Kato’s mentorship and approach to the work inspired Rodgers to pursue her own Ph.D. in sociology.
“Throughout my time as her research assistant, Dr. Kato has consistently sought out innovative ways to build upon her skills as a researcher and mentor,” Rodgers explains. “In working with local growers, D.C.’s Food Policy Council Working Group and D.C.’s Department of Agriculture, Dr. Kato takes an integrated approach to her research that involves community stakeholders. It has been an honor learning under Dr. Kato’s guidance, and I hope going forward we continue to support each other’s research and scholarly pursuits.”
Foo(d) Fighters
In addition to this work, Kato also co-edited the volume A Recipe for Gentrification which examines how gentrification uproots the urban food landscape and what activists are doing to resist it.
“The idea behind this book is that food is a way for us to understand larger social inequities,” Kato explains. “When an area is gentrified for example, people will talk about the restaurants and coffee shops that are opening or closing. The first half of the book is about the signs of food being used to promote gentrification, but then the second half of the book is about how activists are using food as a way to push back, so food can both be tools of gentrification and resistance.”
Kato says that food creates tangible spaces for people to come together to organize and solidify community commitment, empowerment and coalition building.
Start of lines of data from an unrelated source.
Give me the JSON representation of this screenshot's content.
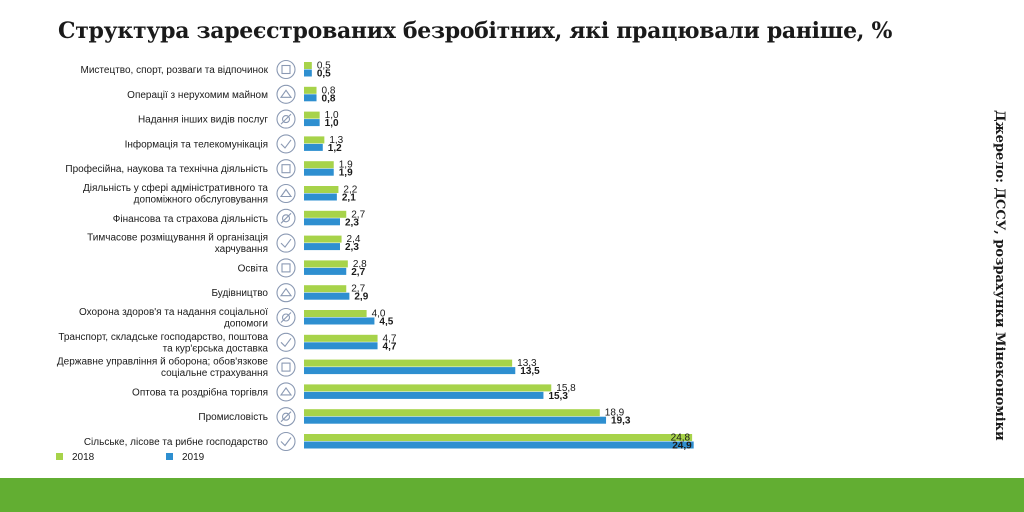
{
  "title": "Структура зареєстрованих безробітних, які працювали раніше, %",
  "source": "Джерело: ДССУ, розрахунки Мінекономіки",
  "colors": {
    "series_2018": "#a7d34a",
    "series_2019": "#2e8fd0",
    "footer": "#62ae32"
  },
  "chart_data": {
    "type": "bar",
    "orientation": "horizontal",
    "categories": [
      [
        "Мистецтво, спорт, розваги та відпочинок"
      ],
      [
        "Операції з нерухомим майном"
      ],
      [
        "Надання інших видів послуг"
      ],
      [
        "Інформація та телекомунікація"
      ],
      [
        "Професійна, наукова та технічна діяльність"
      ],
      [
        "Діяльність у сфері адміністративного та",
        "допоміжного обслуговування"
      ],
      [
        "Фінансова та страхова діяльність"
      ],
      [
        "Тимчасове розміщування й організація",
        "харчування"
      ],
      [
        "Освіта"
      ],
      [
        "Будівництво"
      ],
      [
        "Охорона здоров'я та надання соціальної",
        "допомоги"
      ],
      [
        "Транспорт, складське господарство, поштова",
        "та кур'єрська доставка"
      ],
      [
        "Державне управління й оборона; обов'язкове",
        "соціальне страхування"
      ],
      [
        "Оптова та роздрібна торгівля"
      ],
      [
        "Промисловість"
      ],
      [
        "Сільське, лісове та рибне господарство"
      ]
    ],
    "icons": [
      "theater-icon",
      "real-estate-icon",
      "services-icon",
      "telecom-icon",
      "science-icon",
      "admin-icon",
      "finance-icon",
      "catering-icon",
      "education-icon",
      "construction-icon",
      "healthcare-icon",
      "transport-icon",
      "government-icon",
      "trade-icon",
      "industry-icon",
      "agriculture-icon"
    ],
    "series": [
      {
        "name": "2018",
        "values": [
          "0.5",
          "0.8",
          "1.0",
          "1.3",
          "1.9",
          "2.2",
          "2.7",
          "2.4",
          "2.8",
          "2.7",
          "4.0",
          "4.7",
          "13.3",
          "15.8",
          "18.9",
          "24.8"
        ]
      },
      {
        "name": "2019",
        "values": [
          "0.5",
          "0.8",
          "1.0",
          "1.2",
          "1.9",
          "2.1",
          "2.3",
          "2.3",
          "2.7",
          "2.9",
          "4.5",
          "4.7",
          "13.5",
          "15.3",
          "19.3",
          "24.9"
        ]
      }
    ],
    "value_labels_format": "comma_decimal",
    "xlim": [
      0,
      25
    ],
    "legend": "bottom-left",
    "grid": false
  }
}
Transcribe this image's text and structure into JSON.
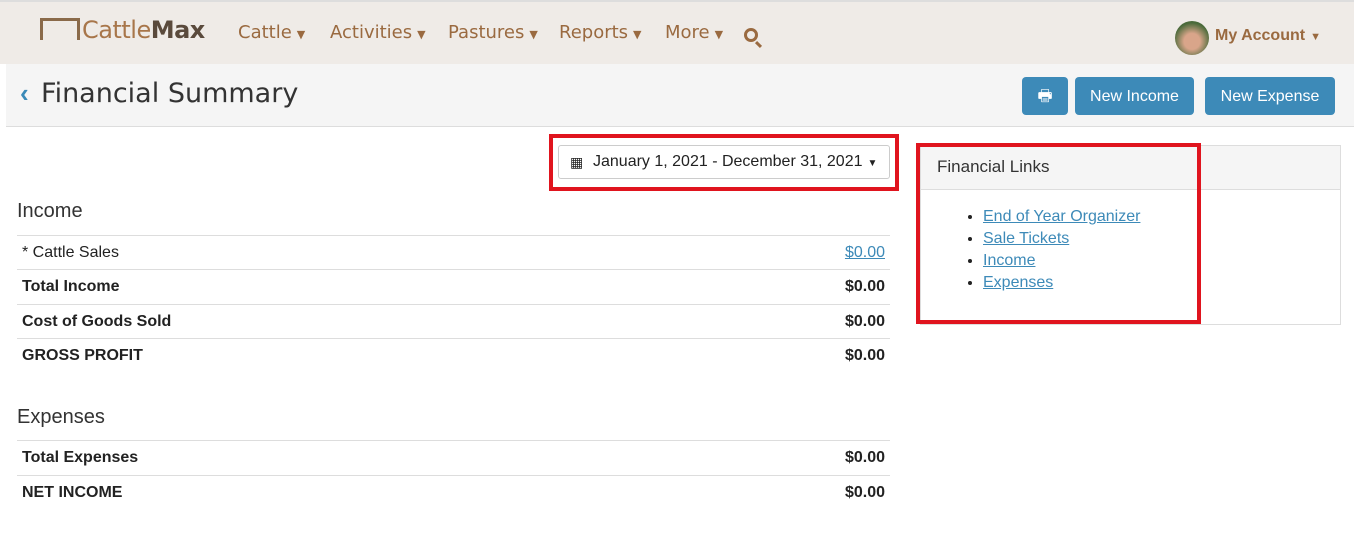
{
  "nav": {
    "logo": {
      "prefix": "Cattle",
      "suffix": "Max"
    },
    "menus": [
      "Cattle",
      "Activities",
      "Pastures",
      "Reports",
      "More"
    ],
    "account": "My Account"
  },
  "header": {
    "title": "Financial Summary",
    "new_income": "New Income",
    "new_expense": "New Expense"
  },
  "date_range": "January 1, 2021 - December 31, 2021",
  "income": {
    "heading": "Income",
    "rows": [
      {
        "label": "* Cattle Sales",
        "value": "$0.00"
      },
      {
        "label": "Total Income",
        "value": "$0.00"
      },
      {
        "label": "Cost of Goods Sold",
        "value": "$0.00"
      },
      {
        "label": "GROSS PROFIT",
        "value": "$0.00"
      }
    ]
  },
  "expenses": {
    "heading": "Expenses",
    "rows": [
      {
        "label": "Total Expenses",
        "value": "$0.00"
      },
      {
        "label": "NET INCOME",
        "value": "$0.00"
      }
    ]
  },
  "links": {
    "title": "Financial Links",
    "items": [
      "End of Year Organizer",
      "Sale Tickets",
      "Income",
      "Expenses"
    ]
  },
  "colors": {
    "accent": "#3d8ab8",
    "nav_text": "#9a6a40",
    "highlight": "#e0141e"
  }
}
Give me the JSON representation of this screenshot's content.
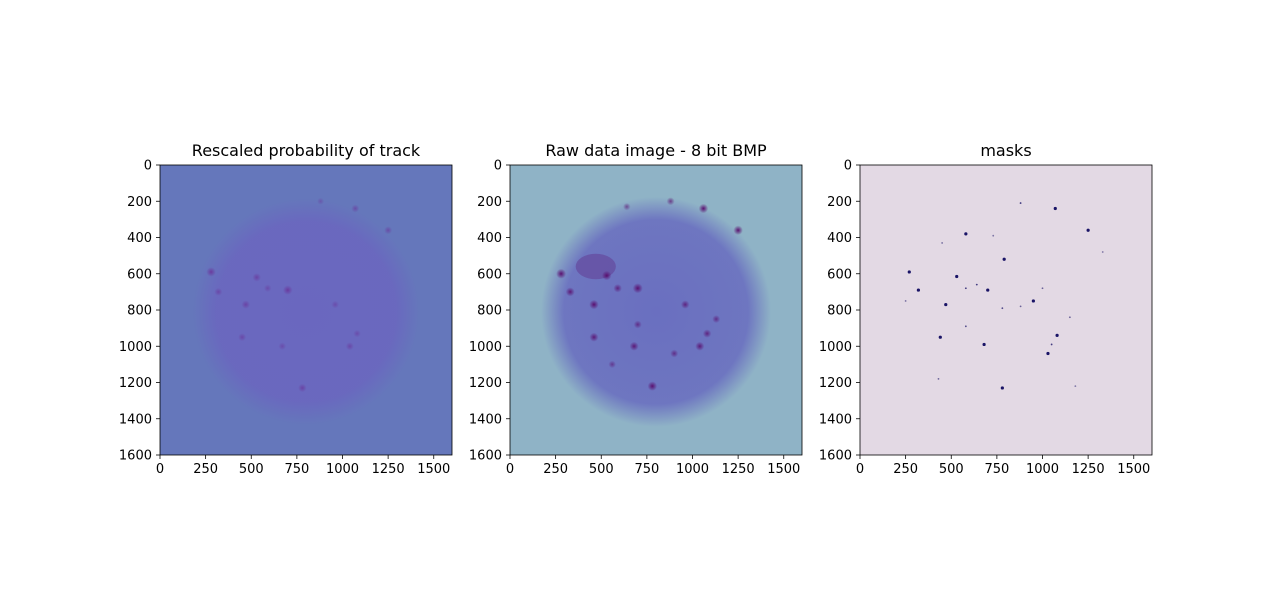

“Food becomes the focal point of talking about the community and what makes the community what it is,” Kato says. “Our edited volume features examples of how food becomes an organizing theme and allows people to raise their voice against gentrification. There are several cases where urban community gardens became the focal point of community organizing, not just for the sake of the garden, but for what it represents.”
Next Up for Kato
The professor is continuing to work on her research and advocacy in DC. She is currently writing a book Cultivating Hopes: Urban Agriculture in Post-Katrina New Orleans, based on in-depth interviews with urban growers and activists and archival data that she hopes will be published later this year.
Kato says that she has found working with Georgetown students highly rewarding and is grateful for the strong support of other colleagues in the sociology department that have enabled her to do this work.